Le nombre de navires commerciaux présents dans le Golfe s'élevait à 913 le 29 avril, dont 270 pétroliers et une cinquantaine de navires gaziers, a indiqué jeudi l'entreprise spécialisée dans le suivi maritime AXSMarine. Quelque 20.000 marins seraient concernés, selon un haut responsable de l'agence de sécurité maritime britannique UKMTO.

"Beaucoup de ces navires subissent des pénuries de nourriture et de tout ce qui est nécessaire pour permettre aux équipages de rester à bord de façon saine", a souligné Donald Trump.

"Au cimetière" 

Depuis le début de la guerre, qui a fait des milliers de morts, surtout en Iran et au Liban, Téhéran a instauré de facto des droits de passage pour franchir le détroit.

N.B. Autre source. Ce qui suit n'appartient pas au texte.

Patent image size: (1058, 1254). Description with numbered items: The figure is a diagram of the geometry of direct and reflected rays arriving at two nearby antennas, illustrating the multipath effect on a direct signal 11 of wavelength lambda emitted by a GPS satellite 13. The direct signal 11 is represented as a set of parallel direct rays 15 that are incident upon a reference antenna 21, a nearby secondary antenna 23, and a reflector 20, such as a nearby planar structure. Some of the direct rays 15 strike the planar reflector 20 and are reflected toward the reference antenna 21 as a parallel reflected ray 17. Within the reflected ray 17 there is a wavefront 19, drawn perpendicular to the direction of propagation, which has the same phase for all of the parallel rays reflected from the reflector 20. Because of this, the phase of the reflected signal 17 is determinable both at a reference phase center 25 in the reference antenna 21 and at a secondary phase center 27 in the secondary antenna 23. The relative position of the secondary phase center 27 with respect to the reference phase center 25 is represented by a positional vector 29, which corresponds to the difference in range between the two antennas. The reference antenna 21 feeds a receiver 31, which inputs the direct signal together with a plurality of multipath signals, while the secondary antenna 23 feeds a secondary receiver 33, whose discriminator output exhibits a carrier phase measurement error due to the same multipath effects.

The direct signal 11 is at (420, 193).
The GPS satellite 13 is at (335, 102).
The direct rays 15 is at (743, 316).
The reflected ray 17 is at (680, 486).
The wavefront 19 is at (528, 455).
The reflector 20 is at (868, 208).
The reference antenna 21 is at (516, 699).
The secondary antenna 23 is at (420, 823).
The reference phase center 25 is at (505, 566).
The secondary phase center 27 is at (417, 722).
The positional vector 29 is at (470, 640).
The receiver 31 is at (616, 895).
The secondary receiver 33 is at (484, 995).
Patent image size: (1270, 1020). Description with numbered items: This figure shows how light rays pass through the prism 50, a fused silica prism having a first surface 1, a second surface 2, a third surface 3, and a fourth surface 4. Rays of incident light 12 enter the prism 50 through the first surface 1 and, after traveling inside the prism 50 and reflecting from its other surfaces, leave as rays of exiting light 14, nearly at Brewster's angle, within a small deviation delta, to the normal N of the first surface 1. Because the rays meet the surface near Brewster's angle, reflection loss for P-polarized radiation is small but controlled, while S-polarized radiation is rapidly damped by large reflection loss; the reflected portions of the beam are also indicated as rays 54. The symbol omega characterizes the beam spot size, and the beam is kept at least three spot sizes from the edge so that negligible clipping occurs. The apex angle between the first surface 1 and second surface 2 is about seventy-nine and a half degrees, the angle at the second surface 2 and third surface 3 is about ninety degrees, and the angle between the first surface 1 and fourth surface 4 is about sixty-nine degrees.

La situation est bloquée depuis le cessez-le-feu du 8 avril, après quasiment 40 jours de frappes israélo-américaines sur l'Iran et de représailles de Téhéran dans la région.

Entre le détroit d'Ormuz et le volet nucléaire, les points de discorde restent importants et les efforts pour relancer les négociations ont échoué, malgré une première rencontre directe au Pakistan le 11 avril.

Pour redonner une chance aux discussions, Téhéran a soumis une nouvelle proposition à Washington, qui y a répondu, a indiqué dimanche la diplomatie iranienne.

Selon l'agence Tasnim, Téhéran réclame dans ce plan une liste de mesures: le retrait des forces américaines des zones proches de l'Iran, la levée du blocus des ports iraniens et du gel des avoirs du pays, le financement de réparations, la levée des sanctions, un "mécanisme" concernant le détroit d'Ormuz et "la fin de la guerre sur tous les fronts y compris au Liban".

Le dossier nucléaire ne figure apparemment pas dans le plan, or il s'agit d'une question centrale pour les Etats-Unis et Israël, qui accusent l'Iran de vouloir se doter de la bombe atomique - ce que la République islamique dément.